References / Further Reading:

  1. Bourgault M, Grimbert P, Verret C, et al. Acute renal infarction: a case series. Clin J Am Soc Nephrol 2013; 8:392.
  2. Paris B, Bobire G, Rossignol P, et al. Blood pressure and renal outcomes in patients with kidney infarction and hypertension. J Hypertens 2006; 24:1649.
  3. Domanovits H. Paulis M, Nikfardjam M, et al. Acute renal infarction. Clinical characteristics of 17 patients. Medicine (Baltimore) 1999; 78:386.
  4. Chu PL, Wei YF, Huang JW, et al. Clinical characteristics of patients with segmental renal infarction. Nephrology (Carlton) 2006; 11:336.
  5. Lumerman JH, Hom D. Eiley D, Smith AD. Heightened suspicion and rapid evaluation with CT for early diagnosis of partial renal infarction. J Endourol 1999; 13:209.
  6. Korzets, X, Plotkin E, Bernheim J, Zissin R. The clinical spectrum of acute renal infarction. Isr Med Assoc J 2002; 4:781.
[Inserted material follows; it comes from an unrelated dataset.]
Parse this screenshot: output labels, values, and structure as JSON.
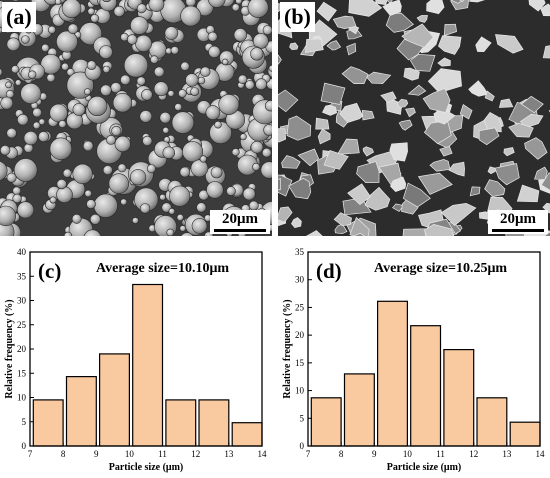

  7. Tsai SH, Chu SJ, Chen SJ, et al. Acute renal infarction: a 10-year experience. Int J Clin Pract 2007; 61:62.
  8. London IL Hoffsten P, Perkoff GT, Pennington TG. Renal infarction. Elevation of serum and urinary lactic dehydrogenase (LDH). Arch Intern Med 1968; 121:87.
  9. Nakayama T, Okaneya T, Kinebuchi Y, et al. Thrombolytic therapy for traumatic unilateral renal artery thrombosis. Int J Urol 2006; 13:168.
  10. Cheng BC, Ko SF, Chuang FR, et al. Successful management of acute renal artery thromboembolism by intra-arterial thrombolytic therapy with recombinant tissue plasminogen activator. Ren Fail 2003; 25:665.